Eller’s love affair with the University of Arizona began at the age of 9 when he moved with his mother and older sister to a house across from Arizona Stadium. After serving in the Army, he attended the UA, majoring in business and playing on the football team. On campus he met his wife, Stevie, and made lifelong friends. 

His time at the university made a big impression on him. “Karl saw the U of A as his portal to the world,” said John-Paul “JP” Roczniak, president and CEO of the UA Foundation. “It was the place that gave him the opportunity to achieve success – and he never forgot that.” Eller graduated in 1952.

In 1961, Eller was living in Chicago and working for an advertising agency when he got a call from a former boss at a national billboard company. He offered to sell Eller a portion of the company’s business for $5 million – which Eller didn’t have and which was due in 90 days. He called every friend, relative and business contact he had to find investors.

After getting the funds he needed, he moved his family to Phoenix and opened Eller Outdoor Advertising. Adding television and radio stations to the company, he changed its name to Combined Media before selling it to Gannett in 1979. 

“When Karl had the chance to start the business, he had a hard time writing a business plan,” said Roczniak. “He decided, when he had a chance to do something, he would start an entrepreneurship program, so students would know what to do when they start their own businesses.” 

Eller then took the position as CEO of Circle K and grew the company to nearly five times the number of stores as when he started. This growth could not be sustained, however, and Circle K filed for bankruptcy protection in 1990. Eller was nearly bankrupt himself, but instead of filing for bankruptcy, he contacted each entity he was indebted to and negotiated more time to pay. “He kept honest on his gift commitment even during his downturn at Circle K,” said Roczniak. “That was inspiring to others.”

Two years after leaving Circle K, he was able to find enough investors for a new venture – Eller Media – which became the largest outdoor billboard business in the nation. He sold it to Clear Channel Communications in 1997 for $1.15 billion. 

His professional life included many highs and lows, but he always remembered the UA. He and Stevie donated millions of dollars to university programs, and his dream of starting an entrepreneurship program came to fruition in 1984 when he was able to fund the McGuire Center for Entrepreneurship. 

The business school changed its name to the Eller College of Management, but that wasn’t the point, according to Roczniak. “It wasn’t about having his name on anything. He was always about the students and making sure that every kid had the same opportunities he had.”

He also gave of his time to the college and was able to get other business professionals involved. “He was a key to getting successful business people from all over the country to interact with students,” said former president and CEO of the UA Foundation Richard “Dick” Imwalle. 

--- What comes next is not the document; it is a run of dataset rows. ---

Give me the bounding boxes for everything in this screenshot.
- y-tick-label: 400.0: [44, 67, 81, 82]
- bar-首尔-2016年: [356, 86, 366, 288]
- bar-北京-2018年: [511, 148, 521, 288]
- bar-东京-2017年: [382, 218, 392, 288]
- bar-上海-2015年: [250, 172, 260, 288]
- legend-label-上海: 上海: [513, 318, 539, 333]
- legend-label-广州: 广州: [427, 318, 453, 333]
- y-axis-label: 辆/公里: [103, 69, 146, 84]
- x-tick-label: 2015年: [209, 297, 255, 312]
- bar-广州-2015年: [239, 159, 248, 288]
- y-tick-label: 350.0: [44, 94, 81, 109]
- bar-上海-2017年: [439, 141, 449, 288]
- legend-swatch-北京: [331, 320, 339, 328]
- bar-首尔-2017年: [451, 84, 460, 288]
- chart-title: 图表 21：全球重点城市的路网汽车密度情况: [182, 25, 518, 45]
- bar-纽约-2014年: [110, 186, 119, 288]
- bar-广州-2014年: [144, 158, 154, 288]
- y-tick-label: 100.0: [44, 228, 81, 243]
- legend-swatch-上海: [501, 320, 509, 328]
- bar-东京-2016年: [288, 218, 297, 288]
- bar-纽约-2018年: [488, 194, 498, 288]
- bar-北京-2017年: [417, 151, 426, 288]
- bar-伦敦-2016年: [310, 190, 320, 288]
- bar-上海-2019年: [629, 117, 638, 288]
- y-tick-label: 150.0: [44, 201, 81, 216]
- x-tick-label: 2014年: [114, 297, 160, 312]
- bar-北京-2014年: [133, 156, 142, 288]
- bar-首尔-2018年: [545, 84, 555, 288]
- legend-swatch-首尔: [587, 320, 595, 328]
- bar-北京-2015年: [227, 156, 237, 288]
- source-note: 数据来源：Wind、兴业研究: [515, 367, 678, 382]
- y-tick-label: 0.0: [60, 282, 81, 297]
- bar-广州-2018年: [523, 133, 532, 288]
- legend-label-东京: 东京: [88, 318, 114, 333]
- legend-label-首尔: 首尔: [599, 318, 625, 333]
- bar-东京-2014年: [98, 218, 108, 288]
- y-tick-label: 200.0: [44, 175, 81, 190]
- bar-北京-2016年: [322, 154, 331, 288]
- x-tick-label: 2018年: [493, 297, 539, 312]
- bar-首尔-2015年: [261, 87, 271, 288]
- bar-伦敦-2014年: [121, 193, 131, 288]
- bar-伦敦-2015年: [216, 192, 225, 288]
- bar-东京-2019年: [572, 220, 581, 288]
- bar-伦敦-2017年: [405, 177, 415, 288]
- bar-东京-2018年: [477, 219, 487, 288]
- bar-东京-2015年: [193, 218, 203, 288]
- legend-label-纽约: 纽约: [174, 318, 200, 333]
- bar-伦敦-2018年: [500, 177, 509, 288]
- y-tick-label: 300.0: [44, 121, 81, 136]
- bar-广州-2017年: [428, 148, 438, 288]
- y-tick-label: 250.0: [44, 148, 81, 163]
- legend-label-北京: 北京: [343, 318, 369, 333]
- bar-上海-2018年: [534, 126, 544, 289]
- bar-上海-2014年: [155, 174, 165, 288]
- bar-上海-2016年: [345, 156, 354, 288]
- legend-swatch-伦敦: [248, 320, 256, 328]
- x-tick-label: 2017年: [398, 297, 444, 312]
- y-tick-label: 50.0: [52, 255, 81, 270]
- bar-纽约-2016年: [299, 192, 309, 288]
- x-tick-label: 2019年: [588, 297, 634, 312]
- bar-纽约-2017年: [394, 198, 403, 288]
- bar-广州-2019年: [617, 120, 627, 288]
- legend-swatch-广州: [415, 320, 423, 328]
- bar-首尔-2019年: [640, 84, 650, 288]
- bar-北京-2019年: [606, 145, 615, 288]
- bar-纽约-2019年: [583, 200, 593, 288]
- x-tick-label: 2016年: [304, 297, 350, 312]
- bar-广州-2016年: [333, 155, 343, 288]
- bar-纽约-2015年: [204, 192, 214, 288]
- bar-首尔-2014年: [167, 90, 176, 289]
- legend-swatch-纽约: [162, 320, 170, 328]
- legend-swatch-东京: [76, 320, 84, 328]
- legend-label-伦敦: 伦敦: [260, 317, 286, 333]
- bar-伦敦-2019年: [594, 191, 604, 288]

“If a university can get the trifecta in a donor – time, treasure and talent – that’s the best,” said Robbins. “With most people, that would be 1+1+1 = 3. However, with Karl it was 1+1+1 = 6. It was amplified because of the sheer man that he was due to the intangibles of his character, his personality and his incredible loyalty.”

Among his many awards and honors, Eller was named a Father of the Year by the Father’s Day Council Tucson in 2001.

Roczniak added, “What made Karl special was that he always made people around him better. Everything he did at the UA was always about making students, professors and programs better. The U of A without Karl and Karl without the U of A is hard to imagine.”